Anti-Pebble forces step it up

December 11, 2006
The Anchorage Press (AK)
Anti-Pebble forces step it up

The Anchorage Press (AK)

Anti-Pebble forces step it up

The Anchorage Press (AK)
December 12, 2006
By MONICA BRADBURY

Groups opposing the proposed Pebble Mine Project in Southwest Alaska have launched a new advertising campaign directed at fly fishers everywhere. The ads, printed in the form of an open letter to the governor of Alaska, the Alaska Department of Natural Resources and the U.S. Bureau of Land Management, are running in Fly Fisherman and Fish Alaska magazines, hoping to make the point that fly fishers, among others, ought to be worried about the mine's environmental impact. Trout Unlimited, Sportsman's Alliance for Alaska, Renewable Resources Coalition and several of the fishing industry's top names, including G-Loomis, Sage and Gamakatsu, appear on the ads.

Tim Bristol, Alaska Program Director with Trout Unlimited, says Trout Unlimited is not an anti-mining organization, but they feel strongly about this project.

“It's about this mine and this place,” Bristol said.

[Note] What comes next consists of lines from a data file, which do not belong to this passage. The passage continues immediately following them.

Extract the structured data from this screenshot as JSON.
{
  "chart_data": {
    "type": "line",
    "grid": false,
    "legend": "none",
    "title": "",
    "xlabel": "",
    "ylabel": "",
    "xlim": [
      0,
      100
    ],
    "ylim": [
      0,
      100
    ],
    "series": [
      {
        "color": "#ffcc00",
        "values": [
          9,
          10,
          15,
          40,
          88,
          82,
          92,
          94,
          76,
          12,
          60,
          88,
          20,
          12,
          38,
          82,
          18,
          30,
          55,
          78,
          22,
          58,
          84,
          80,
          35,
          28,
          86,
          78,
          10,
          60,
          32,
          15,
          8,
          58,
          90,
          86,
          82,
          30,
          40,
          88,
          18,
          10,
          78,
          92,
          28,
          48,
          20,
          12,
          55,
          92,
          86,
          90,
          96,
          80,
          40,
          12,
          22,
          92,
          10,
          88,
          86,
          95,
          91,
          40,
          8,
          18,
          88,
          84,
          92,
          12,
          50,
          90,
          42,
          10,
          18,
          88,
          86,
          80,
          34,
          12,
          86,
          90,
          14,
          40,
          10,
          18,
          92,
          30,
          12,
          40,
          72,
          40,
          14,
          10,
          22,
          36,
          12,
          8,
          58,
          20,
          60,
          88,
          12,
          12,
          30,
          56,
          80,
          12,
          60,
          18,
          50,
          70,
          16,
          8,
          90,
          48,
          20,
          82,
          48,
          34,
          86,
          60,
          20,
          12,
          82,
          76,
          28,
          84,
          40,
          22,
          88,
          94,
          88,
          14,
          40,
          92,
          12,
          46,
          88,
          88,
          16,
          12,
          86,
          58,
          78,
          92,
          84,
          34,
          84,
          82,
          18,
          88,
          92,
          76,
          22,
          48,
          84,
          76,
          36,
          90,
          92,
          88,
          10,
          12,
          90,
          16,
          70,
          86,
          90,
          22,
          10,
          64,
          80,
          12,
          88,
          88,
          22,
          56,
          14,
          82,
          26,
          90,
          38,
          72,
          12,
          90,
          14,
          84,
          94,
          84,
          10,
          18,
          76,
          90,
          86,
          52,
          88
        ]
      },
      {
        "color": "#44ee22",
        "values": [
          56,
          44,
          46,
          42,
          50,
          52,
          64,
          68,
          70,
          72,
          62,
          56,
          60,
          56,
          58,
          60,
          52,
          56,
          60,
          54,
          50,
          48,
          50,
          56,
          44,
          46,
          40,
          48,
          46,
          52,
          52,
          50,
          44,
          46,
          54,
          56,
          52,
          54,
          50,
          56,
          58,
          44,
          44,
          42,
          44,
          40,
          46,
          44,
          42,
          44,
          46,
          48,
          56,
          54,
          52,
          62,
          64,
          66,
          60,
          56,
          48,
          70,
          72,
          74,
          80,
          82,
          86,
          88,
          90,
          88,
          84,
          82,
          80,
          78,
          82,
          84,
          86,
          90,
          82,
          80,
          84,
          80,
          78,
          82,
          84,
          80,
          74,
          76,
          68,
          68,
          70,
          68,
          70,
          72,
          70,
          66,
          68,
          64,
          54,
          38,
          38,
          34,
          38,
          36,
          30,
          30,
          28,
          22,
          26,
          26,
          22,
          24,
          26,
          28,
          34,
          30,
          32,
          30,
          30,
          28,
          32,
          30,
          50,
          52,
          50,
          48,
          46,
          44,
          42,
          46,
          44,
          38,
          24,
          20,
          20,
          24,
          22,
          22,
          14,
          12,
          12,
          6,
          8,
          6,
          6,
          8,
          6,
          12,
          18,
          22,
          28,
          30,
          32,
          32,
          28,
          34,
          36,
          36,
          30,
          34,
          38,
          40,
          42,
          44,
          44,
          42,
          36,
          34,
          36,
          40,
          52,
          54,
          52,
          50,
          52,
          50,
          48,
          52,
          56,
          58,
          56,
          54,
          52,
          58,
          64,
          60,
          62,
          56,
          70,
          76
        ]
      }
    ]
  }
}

The ads state that the Bristol Bay watershed's “salmon, trout and wilderness character are worth far more than the gold that may lie below the land's surface.” They ask the Bureau of Land Management to maintain prohibition of hard rock mine prospecting on publicly-owned land and reject permit applications submitted by Northern Dynasty Mines Inc., the Vancouver-based company that plans to develop the Pebble Mine. The logos of dozens of fishing gear companies appear at the bottom of the letter.

But Bruce Jenkins, Northern Dynasty's Chief Executive Officer, says mining is allowed on state land, such as much of the area that the Pebble Project encompasses, although the Renewable Resources Coalition has led people to believe otherwise. “Their ads are full of misinformation,” Jenkins said. “People are entitled to their opinion even if they are wrong, but they don't have the right to deny us due process.”

Jenkins says the ads, and the opposition to the Pebble Mine as a whole, are largely the work of one wealthy Alaskan who has a private fishing retreat in an area near where Northern Dynasty plans to mine - an individual whom Jenkins declined to name.

Tim Bristol disagrees. “We all love fishing and we really cherish healthy and clean water,” Bristol said. “The stakes are really high in this place.”